The pursuer argued for a capital payment of £275,000 under s 28(2)(a) of the 2006 Act. She also sought a capital payment of £20,000 under s 28(2)(b). The pursuer’s agent had quantified the claim, based on her financial and non-financial contributions, as being worth around one half of the value of the family home and a further £100,000 for her perceived loss of employment opportunities. It appears that the pursuer was seeking something more in the nature of compensation.

Contributions calculated

Sheriff Miller in <Lindsay> did not follow Lord Matthews’ approach in <M v S>, that the person who suffered the loss ought to bear a share of it themselves.

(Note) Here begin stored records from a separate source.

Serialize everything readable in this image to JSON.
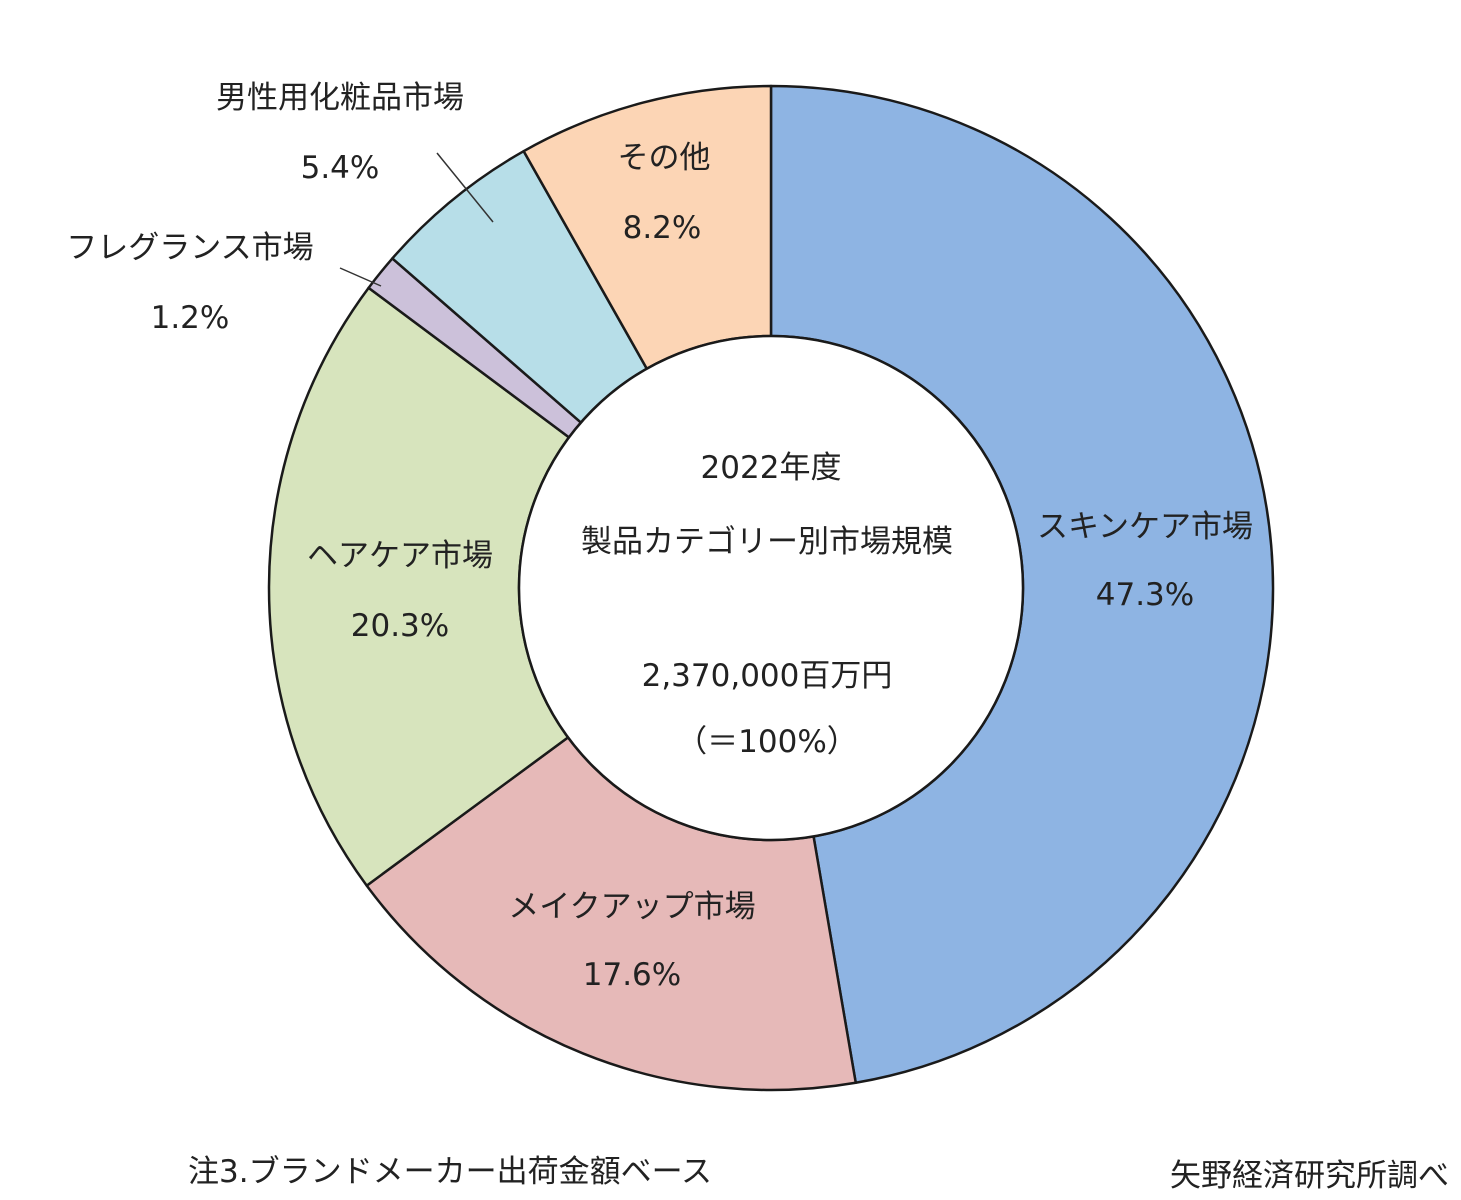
{
  "chart_data": {
    "type": "pie",
    "variant": "donut",
    "title": "2022年度",
    "subtitle": "製品カテゴリー別市場規模",
    "total_label": "2,370,000百万円",
    "total_pct_label": "（＝100%）",
    "slices": [
      {
        "name": "スキンケア市場",
        "value": 47.3,
        "label": "47.3%",
        "color": "#8eb4e3"
      },
      {
        "name": "メイクアップ市場",
        "value": 17.6,
        "label": "17.6%",
        "color": "#e6b9b8"
      },
      {
        "name": "ヘアケア市場",
        "value": 20.3,
        "label": "20.3%",
        "color": "#d7e4bd"
      },
      {
        "name": "フレグランス市場",
        "value": 1.2,
        "label": "1.2%",
        "color": "#ccc1da"
      },
      {
        "name": "男性用化粧品市場",
        "value": 5.4,
        "label": "5.4%",
        "color": "#b7dee8"
      },
      {
        "name": "その他",
        "value": 8.2,
        "label": "8.2%",
        "color": "#fcd5b5"
      }
    ]
  },
  "footnotes": {
    "left": "注3.ブランドメーカー出荷金額ベース",
    "right": "矢野経済研究所調べ"
  }
}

Instead, Sheriff Miller comments that he found considerable assistance from Sheriff Mackie’s analysis in <Gow v Grant>, although he did not go so far as to characterise any award as “compensation”.

In calculating the award, the sheriff held that the non-financial contributions of each party were mutually interdependent and generally cancelled each other out. The pursuer’s averments in relation to her lost employment opportunities were dismissed as being speculative. Neither party was in employment during the cohabitation, their main asset being their jointly owned property. There was no real analysis of their contribution from income.

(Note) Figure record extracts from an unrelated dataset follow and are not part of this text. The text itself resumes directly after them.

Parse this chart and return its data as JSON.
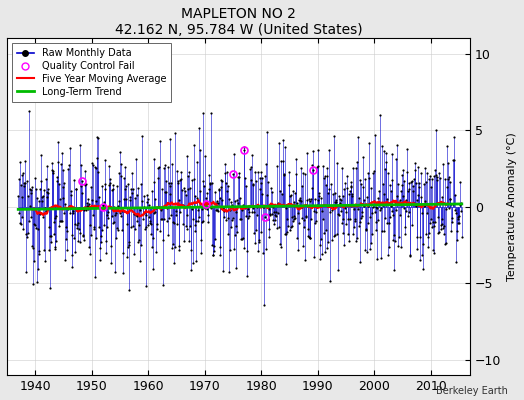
{
  "title": "MAPLETON NO 2",
  "subtitle": "42.162 N, 95.784 W (United States)",
  "ylabel": "Temperature Anomaly (°C)",
  "credit": "Berkeley Earth",
  "xlim": [
    1935,
    2017
  ],
  "ylim": [
    -11,
    11
  ],
  "yticks": [
    -10,
    -5,
    0,
    5,
    10
  ],
  "xticks": [
    1940,
    1950,
    1960,
    1970,
    1980,
    1990,
    2000,
    2010
  ],
  "line_color": "#0000cc",
  "dot_color": "#000000",
  "moving_avg_color": "#ff0000",
  "trend_color": "#00bb00",
  "qc_fail_color": "#ff00ff",
  "background_color": "#e8e8e8",
  "plot_bg_color": "#ffffff"
}
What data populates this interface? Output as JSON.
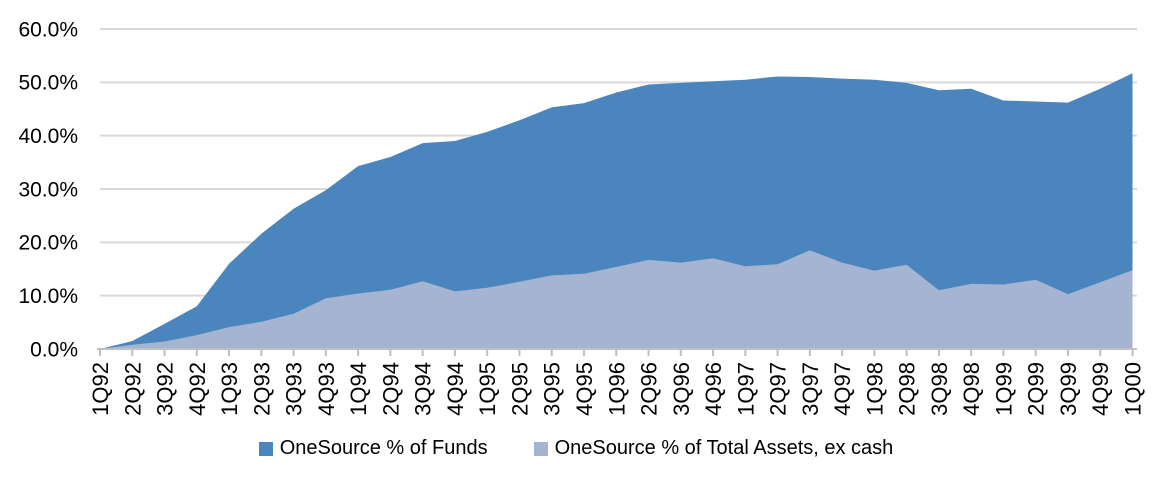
{
  "chart_data": {
    "type": "area",
    "categories": [
      "1Q92",
      "2Q92",
      "3Q92",
      "4Q92",
      "1Q93",
      "2Q93",
      "3Q93",
      "4Q93",
      "1Q94",
      "2Q94",
      "3Q94",
      "4Q94",
      "1Q95",
      "2Q95",
      "3Q95",
      "4Q95",
      "1Q96",
      "2Q96",
      "3Q96",
      "4Q96",
      "1Q97",
      "2Q97",
      "3Q97",
      "4Q97",
      "1Q98",
      "2Q98",
      "3Q98",
      "4Q98",
      "1Q99",
      "2Q99",
      "3Q99",
      "4Q99",
      "1Q00"
    ],
    "series": [
      {
        "name": "OneSource % of Funds",
        "color": "#4A85BE",
        "values": [
          0.0,
          1.5,
          4.7,
          8.0,
          16.0,
          21.6,
          26.3,
          29.8,
          34.3,
          36.0,
          38.6,
          39.0,
          40.7,
          42.9,
          45.3,
          46.1,
          48.1,
          49.6,
          49.9,
          50.2,
          50.5,
          51.1,
          51.0,
          50.7,
          50.5,
          49.9,
          48.5,
          48.8,
          46.6,
          46.4,
          46.2,
          48.8,
          51.7
        ]
      },
      {
        "name": "OneSource % of Total Assets, ex cash",
        "color": "#A4B4D1",
        "values": [
          0.0,
          0.8,
          1.4,
          2.6,
          4.1,
          5.1,
          6.6,
          9.5,
          10.4,
          11.1,
          12.7,
          10.8,
          11.5,
          12.6,
          13.8,
          14.1,
          15.4,
          16.7,
          16.2,
          17.0,
          15.5,
          15.9,
          18.5,
          16.2,
          14.7,
          15.8,
          11.0,
          12.2,
          12.1,
          13.0,
          10.3,
          12.5,
          14.8
        ]
      }
    ],
    "ylim": [
      0,
      60
    ],
    "ytick_step": 10,
    "ytick_labels": [
      "0.0%",
      "10.0%",
      "20.0%",
      "30.0%",
      "40.0%",
      "50.0%",
      "60.0%"
    ],
    "grid": true,
    "legend_position": "bottom",
    "gridline_color": "#D9D9D9",
    "axis_color": "#BFBFBF",
    "text_color": "#000000"
  }
}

The claim therefore boiled down to the financial contributions to the property. In the judgment, the sheriff gives a clear, detailed outline of his calculations, eventually concluding that the pursuer had contributed £79,500 more than the defender, thereby recognising pound for pound the pursuer’s significant capital input. In making the award, the sheriff concluded that the defender had been economically advantaged by half this sum and therefore awarded this sum, being £39,750, to the pursuer.

Distinct scheme

Sheriff Miller’s judgment offers support to the view that there is not the parallel between claims under the 2006 Act and s 9(1)(b) of the 1985 Act as was perhaps first thought. As he observes, the 1985 Act is based on entitlement whereas the 2006 Act is a scheme of discretion. Moreover, even the apparently identical concepts of economic advantage and economic disadvantage are applied differently in the 2006 Act.

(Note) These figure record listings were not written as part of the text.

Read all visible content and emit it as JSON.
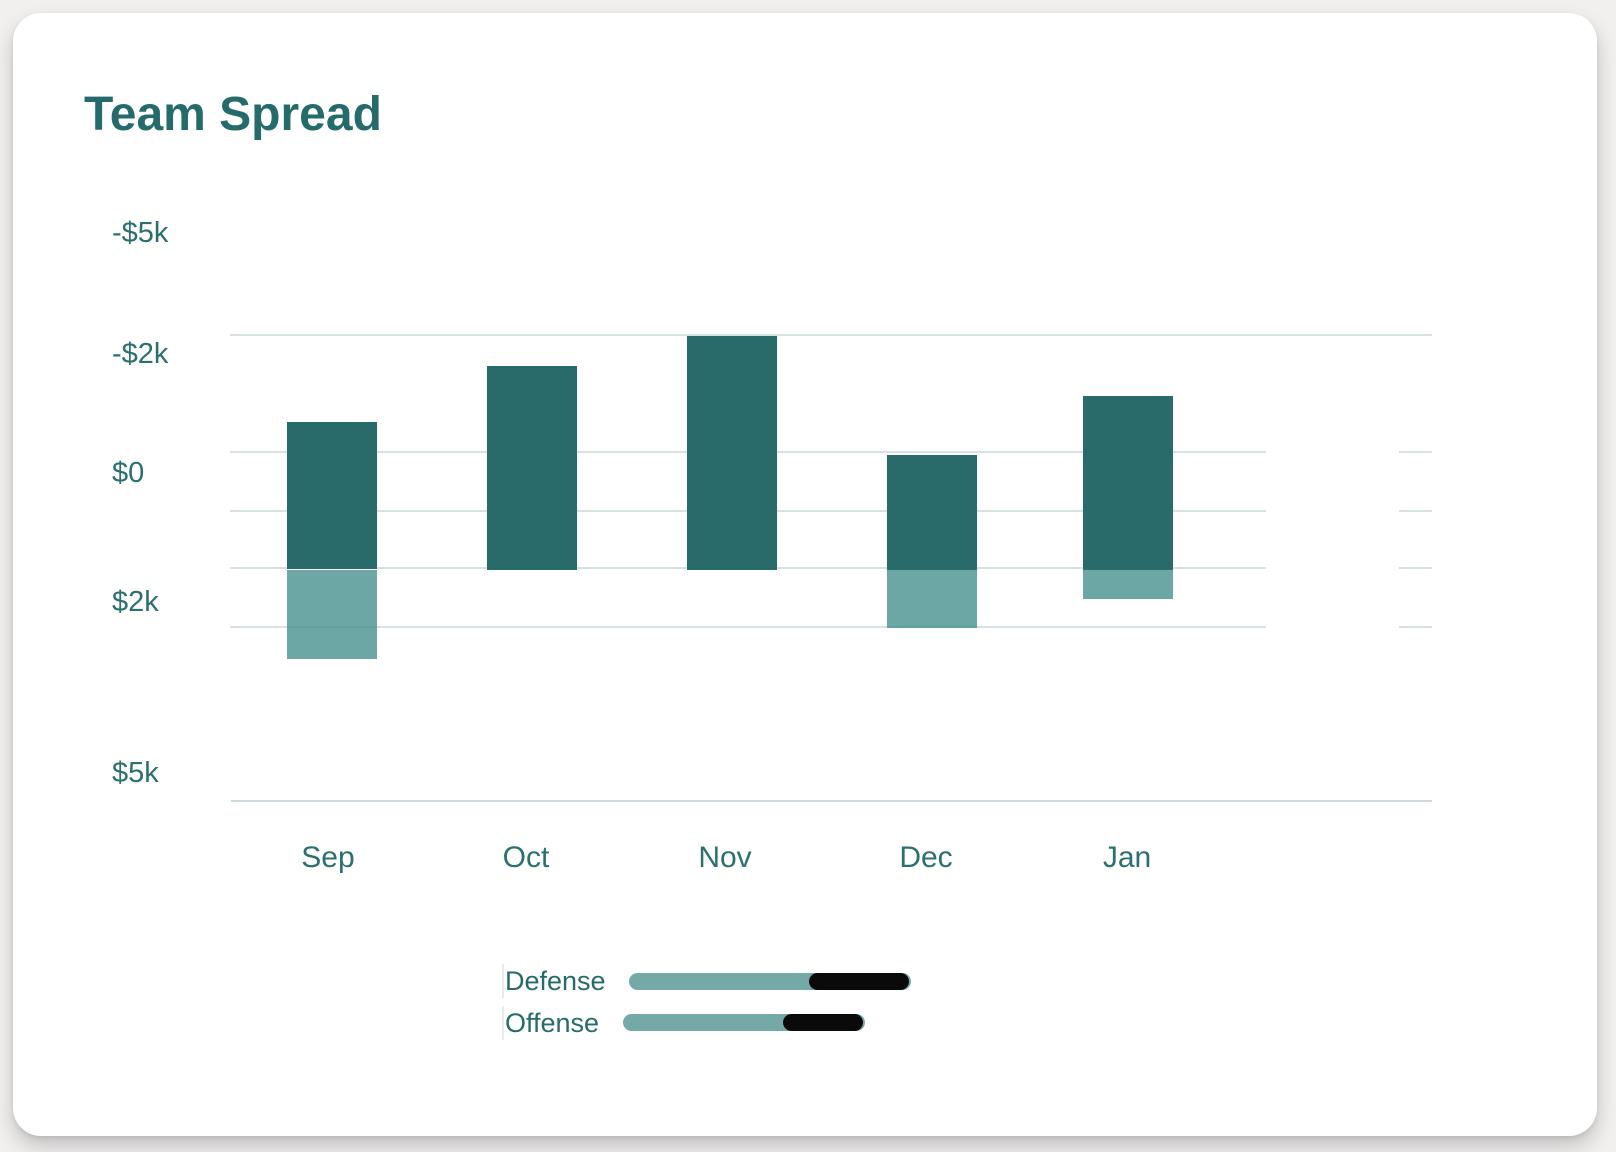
{
  "page": {
    "background": "#f2f0ef",
    "card_background": "#ffffff"
  },
  "chart_data": {
    "type": "bar",
    "title": "Team Spread",
    "categories": [
      "Sep",
      "Oct",
      "Nov",
      "Dec",
      "Jan"
    ],
    "y_ticks": [
      {
        "label": "-$5k",
        "value_k": -5
      },
      {
        "label": "-$2k",
        "value_k": -2
      },
      {
        "label": "$0",
        "value_k": 0
      },
      {
        "label": "$2k",
        "value_k": 2
      },
      {
        "label": "$5k",
        "value_k": 5
      }
    ],
    "axis_orientation": "negative-up",
    "grid": true,
    "legend_position": "bottom",
    "baseline_value_k": 1.5,
    "series": [
      {
        "name": "Defense",
        "segment": "upper",
        "color": "#296b6a",
        "from_k": [
          -0.85,
          -1.8,
          -2.45,
          -0.3,
          -1.3
        ],
        "to_k": [
          1.5,
          1.5,
          1.5,
          1.5,
          1.5
        ]
      },
      {
        "name": "Offense",
        "segment": "lower",
        "color": "#6ca7a6",
        "from_k": [
          1.5,
          1.5,
          1.5,
          1.5,
          1.5
        ],
        "to_k": [
          3.0,
          1.5,
          1.5,
          2.45,
          1.95
        ]
      }
    ]
  },
  "legend": {
    "items": [
      {
        "label": "Defense",
        "filled_ratio": 0.64
      },
      {
        "label": "Offense",
        "filled_ratio": 0.66
      }
    ],
    "colors": {
      "fill": "#74a9a7",
      "remainder": "#0a0a0a"
    }
  },
  "colors": {
    "title_text": "#266b6b",
    "axis_text": "#2c6f6f",
    "gridline": "#d7e1e3",
    "bar_dark": "#296b6a",
    "bar_light": "#6ca7a6"
  }
}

Turning to the valuation of the claim under s 28(2)(b), it was undisputed that the pursuer had borne the primary economic and care responsibilities in respect of the children. Sheriff Miller followed <M v S> in so far as agreeing with the approach that assessments are to be made on the assumption that the status quo in relation to childcare arrangements would continue to prevail and that the defender's contributions in financial or personal terms would continue to be limited. Thereafter he departed from the reasoning in <M v S> and instead calculated childcare on what he described as a somewhat “rough and ready” basis: allowing for care up to each child's 12th birthday and then deducting 25% to allow for holidays, family input and time with friends. The sum of £8,230 was awarded to the pursuer under s 28(2)(b). Beyond those facts, this aspect of the decision is not explained.

As in previous cases under the 2006 Act, the award here is quite modest and substantially less than that sought by the pursuer. While the circumstances are somewhat unusual, the judgment offers further guidance regarding how such a claim might be calculated and how the statutory tests should be applied. The overall case law position however remains confused. This case will no doubt further encourage practitioners to manage the expectations of claimants under the 2006 Act.